What did they know that Ferguson didn’t?
Plenty, maybe.
What didn’t he know that was important?
Number one, who T Rex was.
Not Kiska. But the problem with eliminating her was that left no one else as a possible candidate. By now the Agency had checked the bona fides of every scientist at the convention without coming up with a match; the Italians had conducted their own check of the backgrounds of the caterers and the others hired for the event. This had resulted in a few surprises—including the arrest of a man wanted for heroin smuggling and the detention of a number of suspected illegal immigrants but no likely candidate for T Rex.
Meanwhile, the Italian investigation into the bombing was moving ahead at a snail’s pace. The plastique explosive had been isolated but its chemical “tag”—a kind of fingerprint that would indicate where it had been manufactured—had not yet been identified. The truck that had blown up had been stolen from a town about five kilometers away; the police had no leads in the theft.
So if it wasn’t Kiska, who was it?
Ferguson took the laptop into the bathroom with him so he could watch the feed from the video bugs covering the hall outside Rostislawitch’s door and listen to the audio bug while he shaved. Rostislawitch had finally finished his shower and was now talking to himself, complaining about Kiska.
Ferguson didn’t want it to be her because she’d saved his life. Was that really it?
If she was T Rex, he’d have to take her, and of course she wasn’t going to just come with him, and then Parnelles’s wish would come true. He’d have his pound of flesh, and maybe some problems with the Italians, but those problems he wouldn’t mind.
But maybe Rostislawitch wasn’t the real target; maybe the car bomb was “just” a car bomb, or even a feint to throw them off the trail. Imperiati’s other target was due tonight, the keynote speaker at the dinner Rostislawitch and Thera were going to.

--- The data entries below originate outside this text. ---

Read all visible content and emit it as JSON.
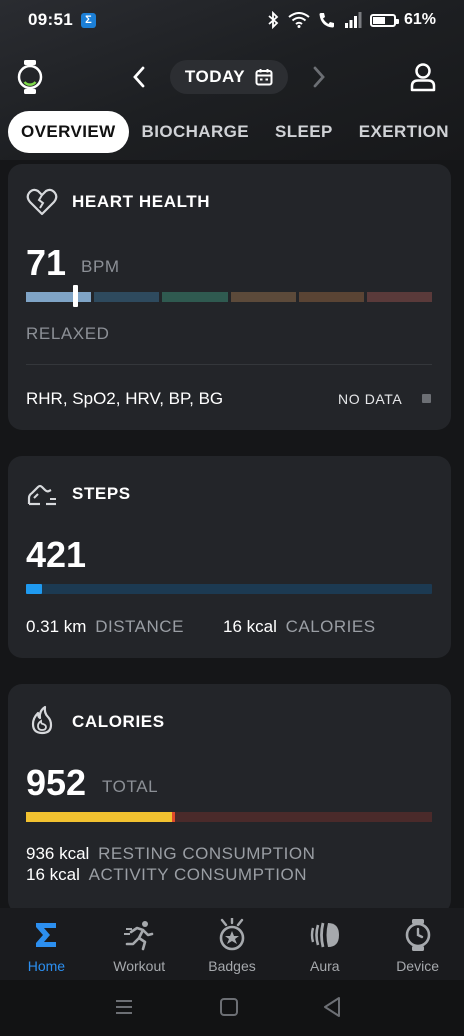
{
  "status_bar": {
    "time": "09:51",
    "app_badge": "Σ",
    "battery": "61%"
  },
  "header": {
    "date_label": "TODAY"
  },
  "tabs": [
    {
      "label": "OVERVIEW",
      "active": true
    },
    {
      "label": "BIOCHARGE",
      "active": false
    },
    {
      "label": "SLEEP",
      "active": false
    },
    {
      "label": "EXERTION",
      "active": false
    }
  ],
  "heart_health": {
    "title": "HEART HEALTH",
    "value": "71",
    "unit": "BPM",
    "state": "RELAXED",
    "zone_colors": [
      "#7fa4c6",
      "#2e4a5e",
      "#2f5a50",
      "#5c4a3a",
      "#5a4434",
      "#5a3a3a"
    ],
    "indicator_fraction": 0.12,
    "metrics_label": "RHR, SpO2, HRV, BP, BG",
    "metrics_status": "NO DATA"
  },
  "steps": {
    "title": "STEPS",
    "value": "421",
    "progress_fraction": 0.04,
    "bar_color": "#1f9af0",
    "bar_track_color": "#1c3a52",
    "distance_value": "0.31 km",
    "distance_label": "DISTANCE",
    "calories_value": "16 kcal",
    "calories_label": "CALORIES"
  },
  "calories": {
    "title": "CALORIES",
    "value": "952",
    "unit": "TOTAL",
    "resting_fraction": 0.36,
    "resting_color": "#f2c230",
    "activity_color": "#e04a2a",
    "track_color": "#4a2a2a",
    "resting_value": "936 kcal",
    "resting_label": "RESTING CONSUMPTION",
    "activity_value": "16 kcal",
    "activity_label": "ACTIVITY CONSUMPTION"
  },
  "bottom_nav": [
    {
      "label": "Home",
      "icon": "sigma-icon",
      "active": true
    },
    {
      "label": "Workout",
      "icon": "runner-icon",
      "active": false
    },
    {
      "label": "Badges",
      "icon": "medal-icon",
      "active": false
    },
    {
      "label": "Aura",
      "icon": "aura-icon",
      "active": false
    },
    {
      "label": "Device",
      "icon": "watch-icon",
      "active": false
    }
  ]
}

Ferguson listened as the Russian turned on his television. A middle-aged woman came down the hallway near his room, stopped, and went back to her room. She emerged with a sweater a few moments later. Ferguson watched her, planning what he would do if she was T Rex.
But she wasn’t. She got in the elevator at the end of the hall and descended to the lobby.
~ * ~
A |
t 6 p.m., Ferguson called the Cube for an update. It was the first time in recorded history that he had checked in precisely at the time he was supposed to, at least according to Lauren DiCapri.
“If I’d known it was an occasion, I’d’ve worn a tie,” he told her.
“What are you wearing now?”
“Nothing but a smile. Tell me what’s going on.”
Lauren’s update consisted largely of two facts: Rankin and Guns still had no idea where the Iranian had gone, and Parnelles and Slott were both angry with the world.
“You especially,” she added. “They can’t figure out why you won’t admit Kiska Babev is T Rex.”
“If I did admit that, what then?” said Ferguson. “You think she’ll just fly home with me?”
“Knowing you, sure.”
“Listen, is Ciello around?” asked Ferguson.
“As a matter of fact, he wants to talk to you. First, though, the Brits are also kind of mad at us. Hamilton had some sort of hissy fit, claiming that Rankin and Guns screwed up his surveillance.”